All compositions by Duke Ellington and Billy Strayhorn except as indicated

  1. "Main Title/Anatomy of a Murder" - 3:57
  2. "Flirtibird" - 2:14
  3. "Way Early Subtone" - 3:59
  4. "Hero to Zero" - 2:11
  5. "Low Key Lightly" - 3:39
  6. "Happy Anatomy" [Band-Movie version] - 2:35
  7. "Midnight Indigo" - 2:46
  8. "Almost Cried" [Studio] - 2:26
  9. "Sunswept Sunday" - 1:53
  10. "Grace Valse" - 2:30
  11. "Happy Anatomy" [P.I. Five version] - 1:28
  12. "Upper and Outest" - 2:23
  13. "Anatomy of a Murder [stereo single] - 2:44 Bonus track on CD reissue
  14. "Merrily Rolling Along (aka Hero to Zero)/Sunswept Sunday" [movie stings & rehearsal] - 3:49 Bonus track on CD reissue
  15. "Beer Garden" - 1:53 Bonus track on CD reissue
  16. "Happy Anatomy" [Band-Studio Five version] - 2:43 Bonus track on CD reissue
  17. "Polly (aka Grace Valse, Haupe, Low Key Lightly, Midnight Indigo)" - 3:35 Bonus track on CD reissue
  18. "Polly" [Movie Stings] - 3:54 Bonus track on CD reissue
  19. "Happy Anatomy" [Dixieland version] - 2:15 Bonus track on CD reissue
  20. "More Blues" - 2:15 Bonus track on CD reissue
  21. "Almost Cried (aka Flirtibird)" [Movie version] - 2:13 Bonus track on CD reissue
  22. "Soundtrack Music: Anatomy of a Murder (Duke Ellington a la Guy Lombardo)" - 2:29 Bonus track on CD reissue
  23. "Anatomy of a Murder" [mono single in stereo] - 2:36 Bonus track on CD reissue
  24. "The Grand Finale (Rehearsal/Lines/Interview/Music/Stings/Murder)" - 10:47 Bonus track on CD reissue

Personnel

Note—tracks 11 & 21 performed by the P.I. Five: Duke Ellington, Ray Nance, Jimmy Hamilton, Jimmy Woode, and James Johnson.

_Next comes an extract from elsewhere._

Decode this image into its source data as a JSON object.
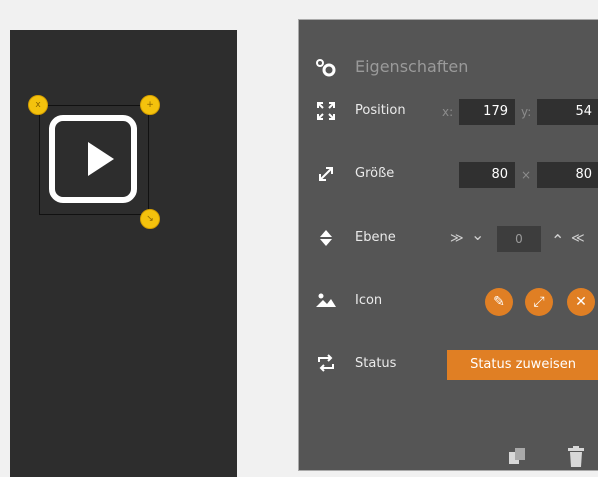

References in media and popular culture

The making of the film is the subject of the song, "Marquette County, 1959", by Great Lakes Myth Society. The lyrics read: "Jimmy Stewart came to Marquette County in 1959/ And he was shot for two months there/ And all the pines wept stardust for a while/ And the Duke would play his soundtrack there/ As Preminger had cast him in the film/ His character was Pie-Eye". Jimmy Stewart's character Paul Biegler was the inspiration for many of the mannerisms of the Hyper-Chicken character in Futurama.

Awards and honors

Anatomy of a Murder was one of 25 films added to the National Film Registry in 2012. "The annual selections by the Library of Congress span more than a century of American filmmaking."